How to make alpaca farming pay

Your investment in alpacas as a business can provide many outlets for revenue: Alpaca sales, fiber product sales, breeding, boarding, farm tours, and manure sales.

Alpaca Sales -When you purchase a bred female, she will breed and reproduce almost every year, thus compounding your return on the initial investment.

Alpaca Fiber-Alpacas are sheared once a year, providing owners with their most valuable asset – the fiber. The value increases with additional processing of the fiber. Yarn sells for more than roving and roving for more than raw fleece. Finished garments or products such as blankets, pillows, and throws bring the highest market values and are widely considered to rival the world's most luxurious products. Alpaca products are in high demand. Every bit of fiber has a profitable use.
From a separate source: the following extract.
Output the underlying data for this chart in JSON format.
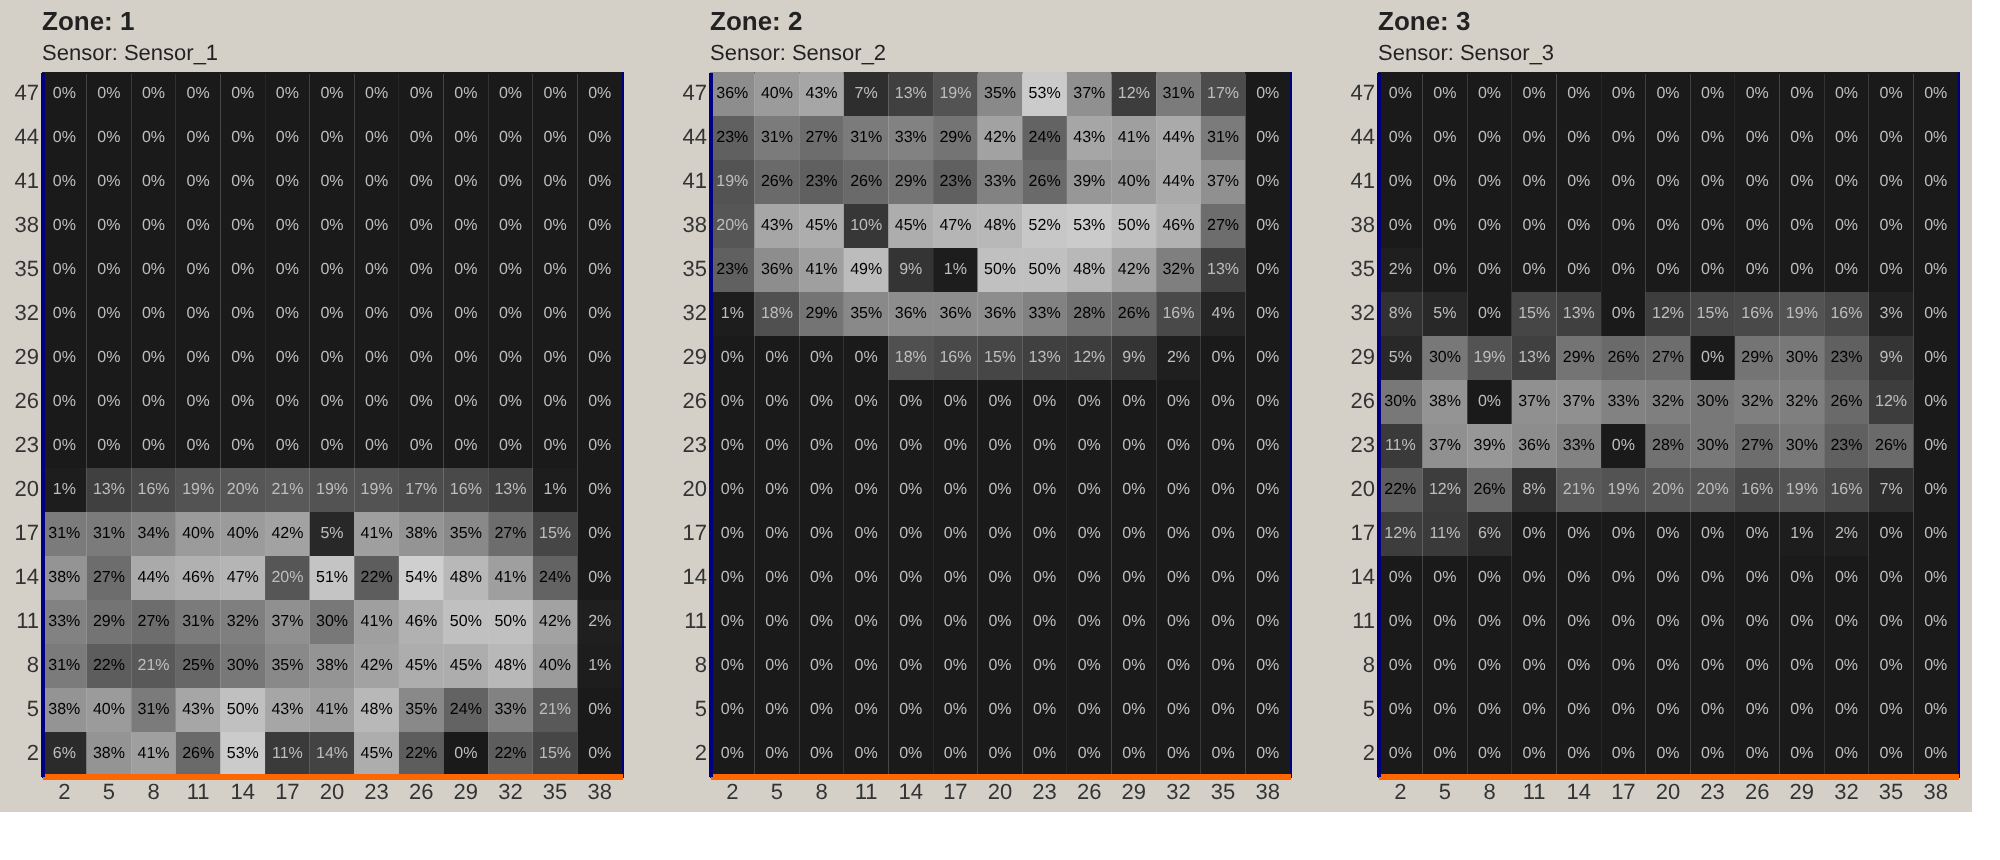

Alpaca breeding provides income. A herd sire breed can bring $500 - $2500, depending on the qualities of the male.

Agisting [boarding] alpacas owned by others brings a steady income, with the alpaca's owner being responsible for any veterinary bills or breeding fees.

Farm Tours can be a source of income as alpaca farms attract many visitors

Alpaca manure can be sold to gardeners to use as an organic soil amendment and fertilizer.  See Golden Pine Alpacas Paca Poo Gold information sheet.

Tax Advantages


Alpaca farms enjoy many tax benefits - from depreciation of breeding stock, barns, and fences to deductions for farm-related expenses. A farm must establish that it is actively in the business for profit and not raising alpacas as a hobby. If alpacas are actively raised for profit, expenses from the venture can be written off against your income. This includes feed, fertilizer, and vet bills. These expenses can shelter current cash flow from tax. Alpacas are fully insurable against theft and mortality.

The Farmer’s Tax Guide, publication #25, explains how the federal tax laws apply to farming. This useful guide is available through your local IRS office or online.